ABSTRACT

The lapsing of the Printing Act in 1695 was a watershed in newspaper history. With the removal of several onerous legal restrictions, printers were able to publish newspapers and other forms of printed material with unprecedented freedom. As a result, during the next 160 years millions of newspapers were produced in England. From only a handful of titles at the beginning of the eighteenth century, the newspaper press expanded rapidly until, by the early nineteenth century, newspapers had become part of the everyday life of English men and women. Newspapers were highly prized by a population hungry for news. Their contents were devoured and dissected, and the information and views they imparted provided a basis for public debate. As Jean Louis de Lolme noted in the late eighteenth century, ‘every man, down to the labourer, peruses them with a sort of eagerness’. 1 Increasingly, the formation of public opinion – at least outside the narrow ruling elite – was heavily dependent on newspapers. But this relationship was neither one-way nor uncomplicated, since the newspaper press itself relied on the tenor of public sentiment to determine its own politics.
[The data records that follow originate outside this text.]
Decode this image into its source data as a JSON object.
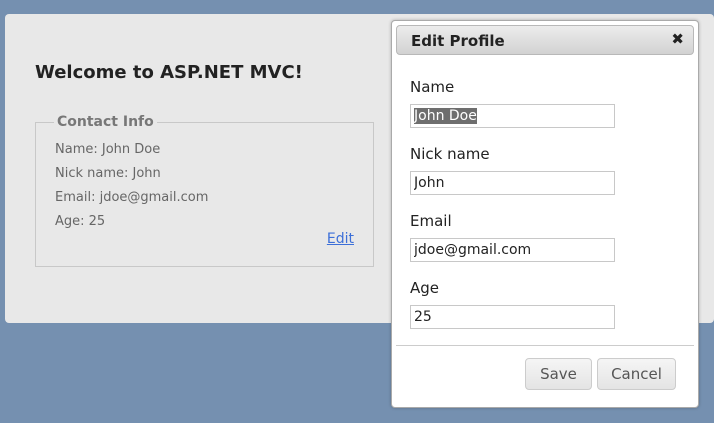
{
  "page": {
    "title": "Welcome to ASP.NET MVC!",
    "contact_info": {
      "legend": "Contact Info",
      "lines": [
        "Name: John Doe",
        "Nick name: John",
        "Email: jdoe@gmail.com",
        "Age: 25"
      ],
      "edit_link": "Edit"
    }
  },
  "dialog": {
    "title": "Edit Profile",
    "close_glyph": "✖",
    "fields": [
      {
        "label": "Name",
        "value": "John Doe"
      },
      {
        "label": "Nick name",
        "value": "John"
      },
      {
        "label": "Email",
        "value": "jdoe@gmail.com"
      },
      {
        "label": "Age",
        "value": "25"
      }
    ],
    "buttons": {
      "save": "Save",
      "cancel": "Cancel"
    }
  },
  "colors": {
    "background": "#7590b0",
    "panel": "#e8e8e8",
    "link": "#3c6fd8"
  }
}
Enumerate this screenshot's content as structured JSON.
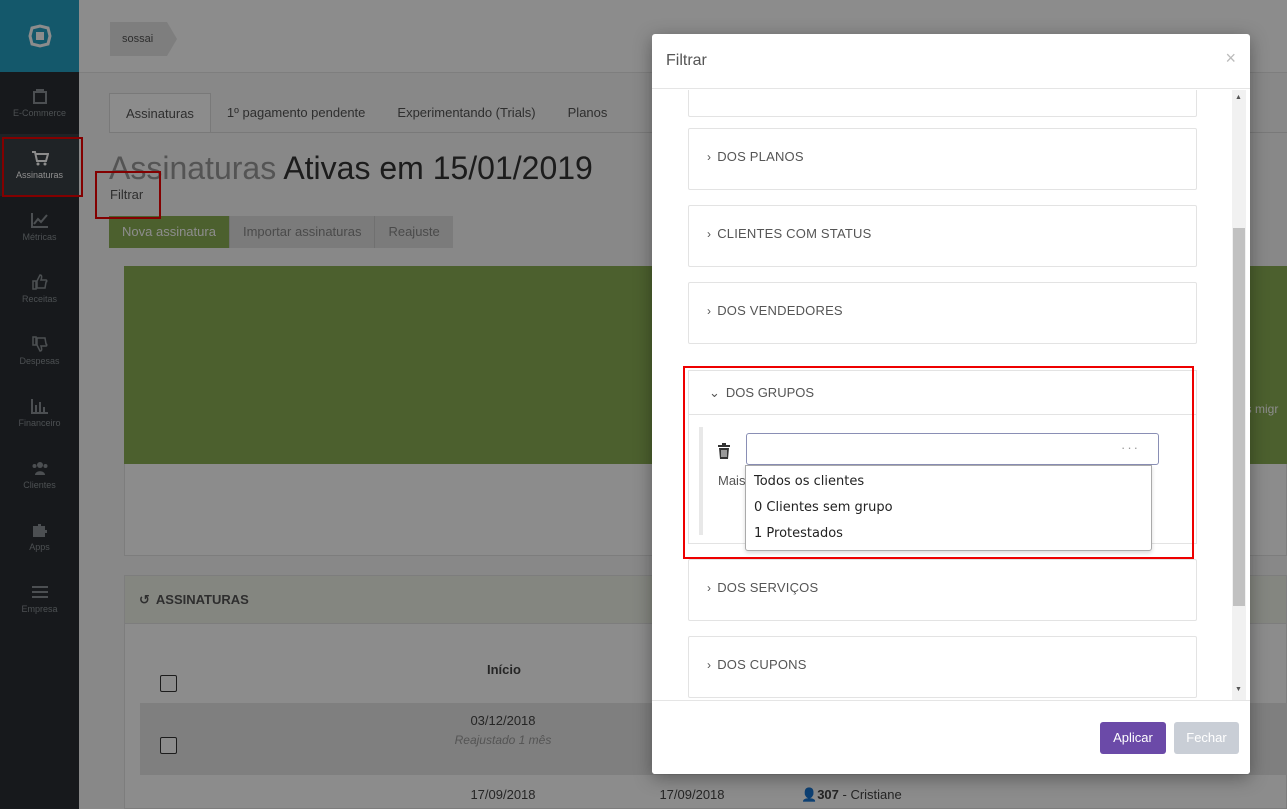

This complex interplay between the press and popular politics meant that newspapers became an integral part of the political world, with their influence and power increasing steadily throughout the eighteenth and nineteenth centuries as the importance of public opinion also grew. 1855 was another important moment in English newspaper history. In this year newspaper taxation was abolished, thus removing the most important government restriction on newspaper production. Yet despite the increased freedom and growth of the press after this date, already by 1855 the newspaper press was widely perceived to be the most crucial factor in forming and articulating public opinion. In addition, it was also thought to have a constitutional role: by 2defending the rights of citizens and warding against government corruption, the newspaper press was deemed to constitute the ‘fourth estate’ of the constitution.